Hujan sedikit membisu, suara langkahku semakin angkuh menindas hening kala itu. Aku berlari meraba waktu yang enggan menunggu, diantara langit kelabu yang runtuh menghantam rindu dalam ingatanku. Rintik ini, semua tentang kamu. Tentang senyum merayu dibibir yang sedikit merah itu, atau mata hitam yang sendu dan gemar memantulkan gambaran wajahku saat mengagumi parasmu yang teduh. Seandainya kau tahu, aku rindu. Setengah hatiku ada padamu, semakin menjauh, dingin dan tak tersentuh.

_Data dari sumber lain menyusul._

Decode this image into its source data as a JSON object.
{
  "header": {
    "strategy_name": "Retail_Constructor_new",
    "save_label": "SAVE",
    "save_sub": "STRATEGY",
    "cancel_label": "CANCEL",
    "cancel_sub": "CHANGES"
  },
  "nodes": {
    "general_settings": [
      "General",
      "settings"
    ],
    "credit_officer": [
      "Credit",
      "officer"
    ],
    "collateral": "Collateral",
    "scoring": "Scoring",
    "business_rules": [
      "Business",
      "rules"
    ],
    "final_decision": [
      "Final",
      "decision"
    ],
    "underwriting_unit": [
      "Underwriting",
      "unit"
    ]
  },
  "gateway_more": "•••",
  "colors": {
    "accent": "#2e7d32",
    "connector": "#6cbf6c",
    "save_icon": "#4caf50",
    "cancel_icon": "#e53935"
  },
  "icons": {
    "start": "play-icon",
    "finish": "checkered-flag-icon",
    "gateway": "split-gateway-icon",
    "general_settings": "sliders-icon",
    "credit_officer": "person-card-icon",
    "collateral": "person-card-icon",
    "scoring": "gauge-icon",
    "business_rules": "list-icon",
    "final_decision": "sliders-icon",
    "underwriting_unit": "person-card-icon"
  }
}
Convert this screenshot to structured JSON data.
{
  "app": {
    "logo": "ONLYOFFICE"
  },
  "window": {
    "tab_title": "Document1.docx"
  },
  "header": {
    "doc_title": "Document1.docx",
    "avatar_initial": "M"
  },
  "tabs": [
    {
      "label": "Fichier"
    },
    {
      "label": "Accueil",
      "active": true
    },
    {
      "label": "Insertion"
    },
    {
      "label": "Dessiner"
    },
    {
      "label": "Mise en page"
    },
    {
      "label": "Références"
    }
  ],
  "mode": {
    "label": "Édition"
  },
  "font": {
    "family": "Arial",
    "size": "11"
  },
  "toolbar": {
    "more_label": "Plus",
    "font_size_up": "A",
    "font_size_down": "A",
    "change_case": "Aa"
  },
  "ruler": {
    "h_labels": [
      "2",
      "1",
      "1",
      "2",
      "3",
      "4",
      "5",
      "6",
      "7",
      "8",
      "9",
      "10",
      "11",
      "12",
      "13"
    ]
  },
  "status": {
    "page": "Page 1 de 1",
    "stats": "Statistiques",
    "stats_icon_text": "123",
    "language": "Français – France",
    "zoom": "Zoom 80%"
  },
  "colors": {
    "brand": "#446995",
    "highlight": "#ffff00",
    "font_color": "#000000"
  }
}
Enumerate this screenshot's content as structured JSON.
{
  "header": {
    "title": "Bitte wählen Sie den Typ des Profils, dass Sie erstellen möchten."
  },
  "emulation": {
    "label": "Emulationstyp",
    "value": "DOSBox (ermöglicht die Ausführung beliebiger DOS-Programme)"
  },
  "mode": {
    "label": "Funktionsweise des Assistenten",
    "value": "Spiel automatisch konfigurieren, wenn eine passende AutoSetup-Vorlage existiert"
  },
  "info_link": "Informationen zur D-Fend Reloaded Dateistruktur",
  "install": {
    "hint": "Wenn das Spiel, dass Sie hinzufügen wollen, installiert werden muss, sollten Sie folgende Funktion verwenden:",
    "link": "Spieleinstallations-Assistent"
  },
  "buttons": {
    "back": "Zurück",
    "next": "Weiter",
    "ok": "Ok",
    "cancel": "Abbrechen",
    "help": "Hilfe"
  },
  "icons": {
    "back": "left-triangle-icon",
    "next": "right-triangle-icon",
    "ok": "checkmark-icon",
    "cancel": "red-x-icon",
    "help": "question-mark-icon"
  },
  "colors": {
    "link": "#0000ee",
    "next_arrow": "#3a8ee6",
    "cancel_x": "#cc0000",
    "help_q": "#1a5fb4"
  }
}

Nafasku kian memburu di selah khayalan liarku tentangmu. Masih tak dapat ku jumpai sosokmu ditengah hujan, atau jejakmu di basahnya rerumputan. Walau sebentar, hujan seakan tertahan dan menarik diriku semakin dalam ke sebuah perasaan yang tak kuinginkan. Rasa takut yang begitu mengerikan dan tak dapat kubayangkan. Langkahku terhenti, jatuh perlahan membiarkan tangan kurus ini untuk menopang beban tubuhku yang sangat lelah dengan nafas yang terengah-engah.

"Pada akhirnya, Kau meninggalkanku sendiri."

Langit semakin menghitam, tak terasa gelap mulai memakan senja kelabu yang semakin tenggelam. Dingin juga semakain kurang ajar melecehkanku, mungkin ia dendam. Dulu, terlalu hangat dekapmu padaku membuatnya tak mampu menikam saat mataku terpejam. Hatiku semakin pilu, tak mampu untuk pergi berlalu. Tempat ini adalah pusara rindu, saksi bisu saat pertama kali kita bertemu.

"Kembalilah! Kau dengar Aku? Di atas sana kau pasti bisa melihatku. Aku rindu kamu! Aku ingin melihatmu, sedetik saja."

Malam semakin pekat membelenggu, dan kau masih sebatas semu yang tak dapat ku sentuh. Waktumu dan waktuku kini tak lagi bertemu. Dan semua kenangan kita hanya seperti hamparan debu diantara detik yang mati satu demi satu.